Eric Olsen sent me an email about this post of his concerning a group of students participating in research about Mars.

This is just amazing: direct participation in unique research regarding Mars by students as young as 10! Next time I hear a long diatribe against science and technology, I will point the luddite in the direction of this project. This will generate enthusiasim for science, space, and Mars that will last a lifetime. And of course, participation in and management of the project is made possible by the Internet. This is grassroots dynamism in action. Dig it.

I replied to him something like “…I’ve seen things like it. I’ve actually got mixed feelings about it. I’ll put up a post to explain why.”
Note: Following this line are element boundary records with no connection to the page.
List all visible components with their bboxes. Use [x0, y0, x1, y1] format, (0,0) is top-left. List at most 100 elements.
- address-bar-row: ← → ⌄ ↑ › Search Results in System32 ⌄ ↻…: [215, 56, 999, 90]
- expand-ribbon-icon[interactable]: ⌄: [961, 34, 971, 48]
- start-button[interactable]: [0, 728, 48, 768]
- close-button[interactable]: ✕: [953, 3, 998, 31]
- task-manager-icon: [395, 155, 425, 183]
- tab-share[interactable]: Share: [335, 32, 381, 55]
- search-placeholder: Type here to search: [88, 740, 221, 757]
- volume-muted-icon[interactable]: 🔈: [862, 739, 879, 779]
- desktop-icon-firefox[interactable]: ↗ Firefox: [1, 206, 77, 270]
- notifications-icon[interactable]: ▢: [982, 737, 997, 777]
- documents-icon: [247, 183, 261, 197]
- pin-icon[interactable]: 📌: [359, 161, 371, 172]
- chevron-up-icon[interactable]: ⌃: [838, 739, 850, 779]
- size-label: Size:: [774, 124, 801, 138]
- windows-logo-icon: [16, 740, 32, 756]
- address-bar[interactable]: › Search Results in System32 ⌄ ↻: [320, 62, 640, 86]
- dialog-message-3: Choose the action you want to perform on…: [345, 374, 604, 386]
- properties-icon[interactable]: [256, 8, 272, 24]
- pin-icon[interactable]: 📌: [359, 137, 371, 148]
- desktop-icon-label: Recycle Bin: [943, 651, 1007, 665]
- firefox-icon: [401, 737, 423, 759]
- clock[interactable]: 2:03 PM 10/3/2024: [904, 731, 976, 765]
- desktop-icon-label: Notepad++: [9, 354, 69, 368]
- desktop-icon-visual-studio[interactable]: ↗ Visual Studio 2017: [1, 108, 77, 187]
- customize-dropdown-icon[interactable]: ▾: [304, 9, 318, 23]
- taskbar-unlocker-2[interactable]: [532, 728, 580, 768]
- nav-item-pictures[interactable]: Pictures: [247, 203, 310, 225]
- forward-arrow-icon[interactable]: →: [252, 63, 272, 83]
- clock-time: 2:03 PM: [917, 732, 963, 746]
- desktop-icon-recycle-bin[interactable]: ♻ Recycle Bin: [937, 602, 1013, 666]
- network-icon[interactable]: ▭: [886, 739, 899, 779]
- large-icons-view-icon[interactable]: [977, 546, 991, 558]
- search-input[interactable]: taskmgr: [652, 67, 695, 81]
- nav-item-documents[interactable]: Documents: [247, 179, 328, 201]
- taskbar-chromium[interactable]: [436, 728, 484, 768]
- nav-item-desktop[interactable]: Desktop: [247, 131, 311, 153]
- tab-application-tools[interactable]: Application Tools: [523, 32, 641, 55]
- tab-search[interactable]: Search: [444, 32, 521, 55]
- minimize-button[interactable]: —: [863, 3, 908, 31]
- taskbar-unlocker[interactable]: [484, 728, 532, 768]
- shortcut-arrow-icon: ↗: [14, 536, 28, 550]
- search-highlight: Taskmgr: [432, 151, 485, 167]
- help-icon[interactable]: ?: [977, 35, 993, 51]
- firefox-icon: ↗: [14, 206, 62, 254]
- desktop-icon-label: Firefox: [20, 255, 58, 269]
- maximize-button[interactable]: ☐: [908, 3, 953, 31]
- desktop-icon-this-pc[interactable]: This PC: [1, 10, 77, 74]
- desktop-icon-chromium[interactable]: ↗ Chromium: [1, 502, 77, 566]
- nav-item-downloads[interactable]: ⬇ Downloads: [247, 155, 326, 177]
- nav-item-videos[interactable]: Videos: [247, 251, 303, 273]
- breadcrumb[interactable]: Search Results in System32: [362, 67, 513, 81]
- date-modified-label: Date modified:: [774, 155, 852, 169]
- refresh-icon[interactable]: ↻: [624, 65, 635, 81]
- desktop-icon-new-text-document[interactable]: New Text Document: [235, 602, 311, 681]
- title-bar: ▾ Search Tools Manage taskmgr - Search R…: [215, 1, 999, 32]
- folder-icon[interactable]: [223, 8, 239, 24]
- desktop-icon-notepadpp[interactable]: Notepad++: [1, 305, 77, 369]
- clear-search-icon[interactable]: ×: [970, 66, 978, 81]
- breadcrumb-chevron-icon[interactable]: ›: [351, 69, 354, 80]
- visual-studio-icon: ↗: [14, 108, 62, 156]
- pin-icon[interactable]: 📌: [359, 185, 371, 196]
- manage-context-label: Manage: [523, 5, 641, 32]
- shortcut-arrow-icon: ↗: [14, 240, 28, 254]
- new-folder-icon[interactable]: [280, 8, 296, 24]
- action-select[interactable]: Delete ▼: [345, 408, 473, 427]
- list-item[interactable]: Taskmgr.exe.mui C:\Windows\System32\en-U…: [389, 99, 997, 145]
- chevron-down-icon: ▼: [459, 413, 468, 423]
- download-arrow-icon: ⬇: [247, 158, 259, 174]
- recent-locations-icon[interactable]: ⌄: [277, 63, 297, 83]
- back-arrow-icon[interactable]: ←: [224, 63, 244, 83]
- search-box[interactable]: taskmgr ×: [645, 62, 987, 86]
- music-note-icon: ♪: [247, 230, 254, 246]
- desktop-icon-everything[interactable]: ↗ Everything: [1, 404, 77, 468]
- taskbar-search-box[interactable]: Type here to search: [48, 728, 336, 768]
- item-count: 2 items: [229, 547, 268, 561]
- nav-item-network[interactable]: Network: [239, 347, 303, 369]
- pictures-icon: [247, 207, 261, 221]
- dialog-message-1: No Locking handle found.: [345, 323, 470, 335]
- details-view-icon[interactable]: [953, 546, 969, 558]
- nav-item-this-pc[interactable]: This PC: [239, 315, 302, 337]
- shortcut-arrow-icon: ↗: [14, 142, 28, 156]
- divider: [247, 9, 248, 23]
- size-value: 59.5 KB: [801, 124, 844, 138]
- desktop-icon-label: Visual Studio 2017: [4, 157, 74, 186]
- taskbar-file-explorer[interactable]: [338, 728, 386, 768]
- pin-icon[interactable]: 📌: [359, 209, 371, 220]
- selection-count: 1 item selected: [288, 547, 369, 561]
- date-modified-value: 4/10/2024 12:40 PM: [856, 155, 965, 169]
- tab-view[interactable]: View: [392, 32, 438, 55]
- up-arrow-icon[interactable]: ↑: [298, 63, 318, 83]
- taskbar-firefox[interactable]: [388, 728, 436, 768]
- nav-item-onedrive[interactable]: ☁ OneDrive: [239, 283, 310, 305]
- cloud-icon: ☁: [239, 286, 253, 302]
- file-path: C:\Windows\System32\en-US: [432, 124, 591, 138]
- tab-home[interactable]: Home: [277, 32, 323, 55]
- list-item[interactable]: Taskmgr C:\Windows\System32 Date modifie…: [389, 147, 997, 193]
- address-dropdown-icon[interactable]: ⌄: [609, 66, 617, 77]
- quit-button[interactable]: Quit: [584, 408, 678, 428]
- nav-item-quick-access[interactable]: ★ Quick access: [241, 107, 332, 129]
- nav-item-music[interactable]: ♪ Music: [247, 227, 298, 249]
I’m spurred to get back to it by Ken Layne’s Fox column yesterday about the NBA versus “football” (soccer to Yanks).

I think that the NBA, more than most sports, is contributing to a national tragedy.

There are millions of kids of school age, particularly in the inner cities.

There are a few hundred openings in the NBA.

I weep when I think about the millions of kids who, instead of studying, spend all their time shooting hoops, hoping to win that lottery, and dressing and talking like their NBA heroes.

How many of them won’t beat the odds, but will instead grow up with no skills except shooting baskets and dribbling? It offers a tantalyzing possibility of life out of the ghetto for a few, but a chimera of false hope to the many.

While I would never propose abolishing the sport, I’m convinced that the world would be a better place without it, at least as it’s presently constituted.

But it’s not the only siren call to false dreams–there’s another.

When I was a child, we were preparing to send astronauts to the Moon. I remember sitting in my pajamas, watching John Glenn’s rocket lift off. In school, we were told that in the mid-seventies, we would have lunar bases, and in the mid-eighties, we would send people to Mars. We were told that if we studied our math and science, that we might be one of the ones to go.

It was a scam, worse, in some ways, than the NBA.

There are only a couple of hundred slots available for astronauts, and (particularly given the reduced crew size on the current space station), it’s possible that some of them will never fly, even after selection and training. Based on NASA’s current minimalist plans, the chances of any of those schoolkids getting into space is about one in a hundred thousand. It’s a lottery with very long odds.

Of course, I’m glad that kids are learning science, and it’s exciting to see them actually able to participate in real space science. And at least, unlike the failed NBA contestant, they’ll have a marketable skill from it when they grown up.

But it simultaneously frustrates me that this is the only way we’re teaching them to think about space–as something that’s only about science (thus turning off those who don’t think they’re good at science), and that it’s something that only government agencies like NASA can do for them.

I’d like to see schools have design competitions for space hotels or lunar resorts, or missions to mine asteroids, or divert them, or build solar power satellites out of them.

And I’d like to see private sponsors, like Hilton, or Bechtel sponsor them, so that we can broaden kids’ minds to think about space in a context other than science, and NASA. I’d like to see Space Camps that don’t just (or even) simulate Shuttle missions, but that provide exposure to a variety of activities in space, that might be done privately.

And mostly, I’d like to see policies put in place that will encourage all of these things and others to happen rather than, as is presently the case, to discourage it, so that the space dreams of today’s youth won’t be betrayed, as ours were.